The “bull pen” system is said to have been the brainchild of Jean O’Hara, a gutsy Irish Catholic native of Chicago. After the attack on Pearl Harbor in December of 1941, many prostitutes fled back to the mainland and many others volunteered to nurse wounded men, lowering the available supply just as the demand increased; O’Hara and many of the other girls used the situation to leverage better working conditions for themselves. First they raised the price to $5.00, but Major Frank Steer, the Army officer in charge of vice under martial law, vetoed that and enforced the $3.00 price. They then began to flout the old rules, going out in public as they wished and enjoying their earnings for the first time. The police chief, William Gabrielson, was furious; how dare these dirty whores flout his regime and pretend to be real people! He complained to General Emmons, the military governor, who told him he didn’t care what the hookers did as long as they were happy, because happy whores meant happy troops. But Gabrielson couldn’t stand his little dictatorship being threatened, so he ordered his men to continue business as usual (and more brutally). In April, 1942 they evicted four prostitutes from a house in Waikiki, and the women complained to Captain Benson of the military police. Benson told them the civilian police didn’t run things any more, and they could do as they liked; when Gabrielson heard this he was livid and announced to the Honolulu Star-Bulletin that he was officially turning control of vice over to the military. Emmons was of course forced by Washington to deny this, and officially returned control to Gabrielson while at the same time ordering the MPs to protect the prostitutes from Gabrielson’s uniformed hooligans.

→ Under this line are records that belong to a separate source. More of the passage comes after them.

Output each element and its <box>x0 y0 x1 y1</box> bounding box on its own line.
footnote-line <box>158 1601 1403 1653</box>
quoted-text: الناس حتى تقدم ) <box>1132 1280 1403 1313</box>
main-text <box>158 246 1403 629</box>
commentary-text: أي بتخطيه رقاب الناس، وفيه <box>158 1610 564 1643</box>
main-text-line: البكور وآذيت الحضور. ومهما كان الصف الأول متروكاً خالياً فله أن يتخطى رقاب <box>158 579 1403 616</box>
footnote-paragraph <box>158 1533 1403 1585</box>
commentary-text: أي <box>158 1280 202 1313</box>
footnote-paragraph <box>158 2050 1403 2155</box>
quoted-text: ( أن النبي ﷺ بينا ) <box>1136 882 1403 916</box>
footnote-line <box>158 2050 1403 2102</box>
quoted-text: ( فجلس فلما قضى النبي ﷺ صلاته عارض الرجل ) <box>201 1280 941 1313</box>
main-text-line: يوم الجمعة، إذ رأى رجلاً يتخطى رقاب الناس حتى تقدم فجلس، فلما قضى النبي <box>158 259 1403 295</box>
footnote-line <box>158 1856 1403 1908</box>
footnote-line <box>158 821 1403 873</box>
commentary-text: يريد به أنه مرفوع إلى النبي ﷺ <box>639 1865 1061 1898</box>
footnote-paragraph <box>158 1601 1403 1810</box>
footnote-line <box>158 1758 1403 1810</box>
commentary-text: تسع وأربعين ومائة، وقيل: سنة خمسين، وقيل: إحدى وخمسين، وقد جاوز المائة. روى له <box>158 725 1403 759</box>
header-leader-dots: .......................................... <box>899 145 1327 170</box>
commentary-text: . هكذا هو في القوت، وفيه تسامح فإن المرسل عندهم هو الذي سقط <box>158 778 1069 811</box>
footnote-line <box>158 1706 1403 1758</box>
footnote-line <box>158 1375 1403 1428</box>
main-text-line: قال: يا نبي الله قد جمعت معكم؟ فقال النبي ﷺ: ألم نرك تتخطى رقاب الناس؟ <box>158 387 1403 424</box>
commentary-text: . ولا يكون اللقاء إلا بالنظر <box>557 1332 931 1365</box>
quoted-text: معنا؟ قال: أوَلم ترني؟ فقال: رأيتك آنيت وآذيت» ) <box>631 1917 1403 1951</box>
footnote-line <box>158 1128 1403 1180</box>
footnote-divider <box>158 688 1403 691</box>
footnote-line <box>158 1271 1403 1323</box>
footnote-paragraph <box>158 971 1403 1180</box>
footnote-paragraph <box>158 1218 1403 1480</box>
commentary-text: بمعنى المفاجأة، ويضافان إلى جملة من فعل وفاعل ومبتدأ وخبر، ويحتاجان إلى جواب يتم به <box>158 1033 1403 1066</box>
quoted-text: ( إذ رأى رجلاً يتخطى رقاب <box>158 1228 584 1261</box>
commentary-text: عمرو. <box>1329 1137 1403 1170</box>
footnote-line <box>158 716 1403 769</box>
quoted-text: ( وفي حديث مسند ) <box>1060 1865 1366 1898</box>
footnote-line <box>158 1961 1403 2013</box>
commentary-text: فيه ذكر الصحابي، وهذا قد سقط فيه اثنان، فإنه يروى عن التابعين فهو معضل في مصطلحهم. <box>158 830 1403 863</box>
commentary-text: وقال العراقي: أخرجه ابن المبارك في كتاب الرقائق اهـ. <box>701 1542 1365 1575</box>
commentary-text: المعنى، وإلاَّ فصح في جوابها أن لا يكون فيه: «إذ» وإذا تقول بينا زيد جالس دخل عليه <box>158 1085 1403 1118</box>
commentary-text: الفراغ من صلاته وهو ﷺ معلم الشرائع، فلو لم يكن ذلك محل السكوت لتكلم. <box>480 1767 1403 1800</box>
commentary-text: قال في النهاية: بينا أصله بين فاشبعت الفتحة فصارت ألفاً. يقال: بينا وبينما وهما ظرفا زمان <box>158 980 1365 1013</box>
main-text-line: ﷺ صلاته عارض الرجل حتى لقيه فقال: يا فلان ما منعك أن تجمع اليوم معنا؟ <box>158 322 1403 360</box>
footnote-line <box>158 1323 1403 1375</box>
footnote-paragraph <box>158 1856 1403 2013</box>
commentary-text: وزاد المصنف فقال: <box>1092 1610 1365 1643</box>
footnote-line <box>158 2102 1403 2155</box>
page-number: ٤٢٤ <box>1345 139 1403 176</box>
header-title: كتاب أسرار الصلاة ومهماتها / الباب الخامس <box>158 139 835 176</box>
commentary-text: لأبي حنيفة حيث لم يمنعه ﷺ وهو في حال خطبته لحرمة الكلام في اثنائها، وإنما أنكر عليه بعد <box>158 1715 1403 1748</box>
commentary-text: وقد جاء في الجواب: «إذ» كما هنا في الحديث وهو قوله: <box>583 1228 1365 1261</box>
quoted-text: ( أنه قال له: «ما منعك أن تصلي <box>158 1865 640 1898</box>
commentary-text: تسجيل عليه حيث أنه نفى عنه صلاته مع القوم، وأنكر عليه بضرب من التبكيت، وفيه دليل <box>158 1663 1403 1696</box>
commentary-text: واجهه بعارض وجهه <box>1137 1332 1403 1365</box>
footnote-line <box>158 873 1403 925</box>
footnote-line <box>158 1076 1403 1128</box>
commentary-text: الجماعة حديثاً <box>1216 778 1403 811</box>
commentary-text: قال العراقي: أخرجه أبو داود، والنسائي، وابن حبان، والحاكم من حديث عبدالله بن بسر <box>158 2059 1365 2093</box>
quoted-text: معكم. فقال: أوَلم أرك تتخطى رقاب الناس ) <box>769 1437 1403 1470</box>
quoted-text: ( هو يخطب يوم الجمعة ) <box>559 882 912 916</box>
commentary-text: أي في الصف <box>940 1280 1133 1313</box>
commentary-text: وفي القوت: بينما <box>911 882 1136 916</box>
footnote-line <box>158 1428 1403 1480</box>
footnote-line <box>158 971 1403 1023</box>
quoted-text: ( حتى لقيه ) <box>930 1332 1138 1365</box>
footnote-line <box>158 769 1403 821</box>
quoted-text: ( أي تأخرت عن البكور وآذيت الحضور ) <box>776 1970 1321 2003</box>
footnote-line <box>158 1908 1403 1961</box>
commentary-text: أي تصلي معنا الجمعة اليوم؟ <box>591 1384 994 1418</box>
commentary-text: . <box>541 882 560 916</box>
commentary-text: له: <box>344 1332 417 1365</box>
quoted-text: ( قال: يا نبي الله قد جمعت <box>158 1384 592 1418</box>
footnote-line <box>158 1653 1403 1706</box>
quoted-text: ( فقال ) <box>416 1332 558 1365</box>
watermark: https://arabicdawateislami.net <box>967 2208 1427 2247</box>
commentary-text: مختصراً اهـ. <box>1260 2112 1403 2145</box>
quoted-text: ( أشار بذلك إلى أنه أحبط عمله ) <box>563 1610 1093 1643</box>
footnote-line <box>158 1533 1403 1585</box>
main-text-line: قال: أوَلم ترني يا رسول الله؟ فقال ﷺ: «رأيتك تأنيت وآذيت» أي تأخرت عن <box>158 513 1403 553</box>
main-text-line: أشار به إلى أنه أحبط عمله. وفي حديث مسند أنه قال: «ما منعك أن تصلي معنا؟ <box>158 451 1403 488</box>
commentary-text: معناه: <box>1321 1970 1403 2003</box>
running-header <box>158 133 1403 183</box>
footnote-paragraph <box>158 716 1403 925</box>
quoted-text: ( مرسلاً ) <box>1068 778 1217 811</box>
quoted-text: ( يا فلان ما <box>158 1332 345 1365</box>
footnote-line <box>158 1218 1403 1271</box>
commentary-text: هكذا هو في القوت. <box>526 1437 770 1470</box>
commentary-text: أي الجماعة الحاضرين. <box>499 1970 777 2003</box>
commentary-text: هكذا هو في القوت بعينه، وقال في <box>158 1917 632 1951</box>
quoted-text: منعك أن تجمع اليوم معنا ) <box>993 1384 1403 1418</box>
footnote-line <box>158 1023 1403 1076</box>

O’Hara, realizing the tenuousness of the whores’ position, instigated a strike which endured for three weeks in July of 1942, demanding the basic human rights of American citizens. The prostitutes pointed out that their work was vital to the war effort, and they had already collectively purchased $132,000 in war bonds. The establishment was humiliated and the newspapers were ordered not to print a word about the strike, but obviously something had to be done so General Emmons, in a Solomonic maneuver, made a very calm and diplomatic appeal to Gabrielson to rescind the movement and residence restrictions, in return for which the military agreed to take over the weekly health and hygiene inspections. Gabrielson had little choice but to comply, and the whores were afterward free to move about the island as they pleased. O’Hara took advantage of this to carry out a real estate scam; she would buy a house in a genteel neighborhood and then let it be known what she did for a living, at which point she would be promptly bought out at a considerable profit by bluenosed neighbors.
Eventually, however, she pushed too hard; in 1944 she published a popular book entitled My Life As a Honolulu Prostitute (later republished as Honolulu Harlot). Since the Japanese were in retreat and the islands no longer in danger, martial law had been lifted and a new ruling elite decided that Hawaii would never win statehood if most Americans thought of them as backward “natives”; O’Hara’s book called unwelcome attention to an institution now regarded as an embarrassment, and a “concerned citizens” group published a map showing the addresses of every registered prostitute in Honolulu so as to provoke a witch-hunt. The police forcibly evicted prostitutes from their homes and returned them to the brothels, and territorial governor Ingram Stainback sent letters to all the high military officials informing them that prostitution was illegal and asking if they approved of the regulated brothel system. Obviously they could not admit that openly, and so stood by while the police closed the brothels on September 22nd, 1944 and all of the whores were either forcibly evicted from the islands or harassed until they either left or managed to evade police surveillance. Apparently, Chief Gabrielson soon missed the “good old days” of bullying hookers, because he eventually retired from his position to serve as a “consultant” to the Tokyo police department in catering to U.S. military demands for increased control of prostitutes.